Producer Graham King Fast-tracking Crime Movie Featuring Whitey Bulger

1:02 PM PST 06/28/2011 by Gregg Kilday

Former enforcer John Martorano, the film's subject, thinks Ed Harris should play Whitey

In the wake of last week’s arrest of James “Whitey” Bulger, the Boston gang boss who was hiding out in Santa Monica, The Departed producer Graham King is fast-tracking a film project he’s been developing about John Martorano, the enforcer from Bulger’s Winter Hill Gang who turned government informer.

Bulger was arrested just four blocks from the offices of King’s own GK Films, and the producer says, “I couldn’t believe it when they said Santa Monica. I know there had been reported sightings in Costa Rica, Finland, all these places that sound a lot more glamorous than downtown Santa Monica on the beach. I wonder if I passed the guy three or four times on the Promenade.”

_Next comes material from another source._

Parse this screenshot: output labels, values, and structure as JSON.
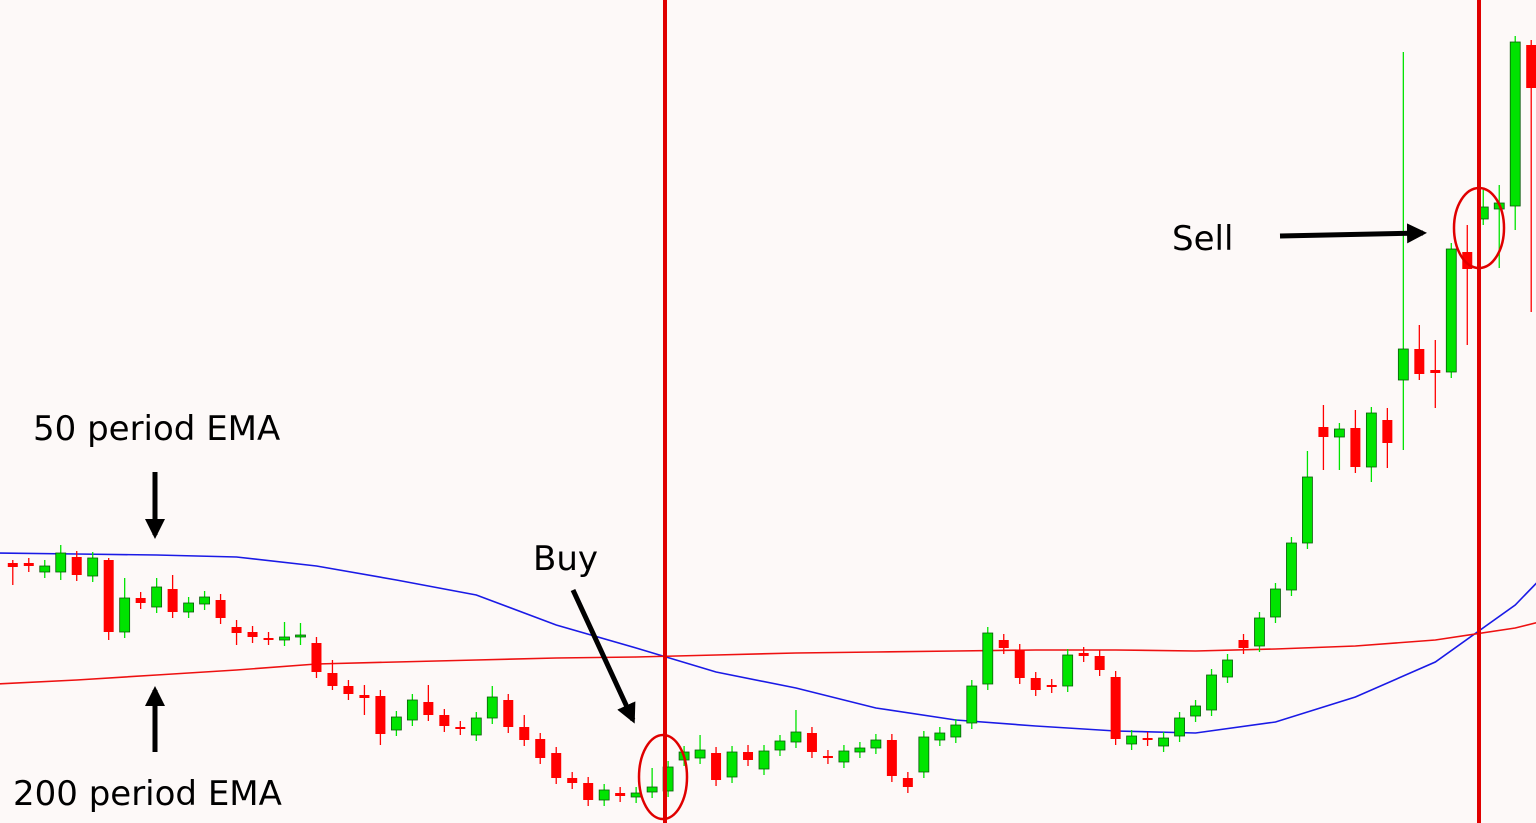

As he absorbed the news, one of his first reactions, he jokes, “was that I’d better call John Martorano and make sure he knows I had nothing to do with hiding Whitey out in Santa Monica.”

King is no stranger to all the stories surrounding Bulger and the rest of the Boston wise guys after producing the Oscar-winning Departed, in which Jack Nicholson played a vicious crime lord, partly based on Bulger. Returning to Boston to produce Ben Affleck’s The Town, King absorbed even more of the local crime lore.

“Whenever you’re shooting in Boston, especially if it’s a genre movie like The Departed or The Town, people want to talk about Whitey,” King says.

In fact, one of the first people the producer did call after the Bulger arrest hit the headlines was Tom Duffy, a former major in the Massachusetts State Police, who served as technical advisor on The Departed and was heavily involved in the investigations of both Bulger and Martorano.

King became interested in Martorano’s story after seeing a 2008 60 Minutes report on the former hitman, who has admitted to committing 20 murders between 1965 and 1982 while working for Bulger and his Italian-American associate Stephen Flemmi. In 1998, Martorano struck a deal with federal prosecutors to become a government witness, and after 12 years in prison, is now a free man.

After watching Martorano’s performance on 60 Minutes, King called Duffy to ask him, “Do you know this guy?” “Do I know him? I arrested him,” replied Duffy, who then introduced King to the ex-con, whose life rights the producer acquired.

The project then went through several writers before King settled on Chuck Hogan, the novelist who wrote Prince of Thieves, on which The Town was based. “We’ve been following the news very carefully, and it adds a lot of fuel to the movie we want to make,” King says.

King hasn’t set the project up anywhere yet, explaining, “We’re still trying to get the script right. Obviously, with the chain of events of the last week, we’re going to put it more on the forefront. First of all, I’m sure there are going to be a lot of Whitey Bulger scripts floating around. But, secondly, we can wrap these current events around the end of it. It’s the end of an era, the end of the Al Capone of Boston in the ‘70s and ‘80s being on the run. But let’s see how much of Whitey ends up in the script, because this is really the story of John Martorano’s life.”

King hasn’t yet begun to think about who should play Whitey this time around, either. But he did ask Martorano who he thinks should play the notorious crime boss, and, says King, Martorano answered, "Ed Harris would be a great Whitey Bulger."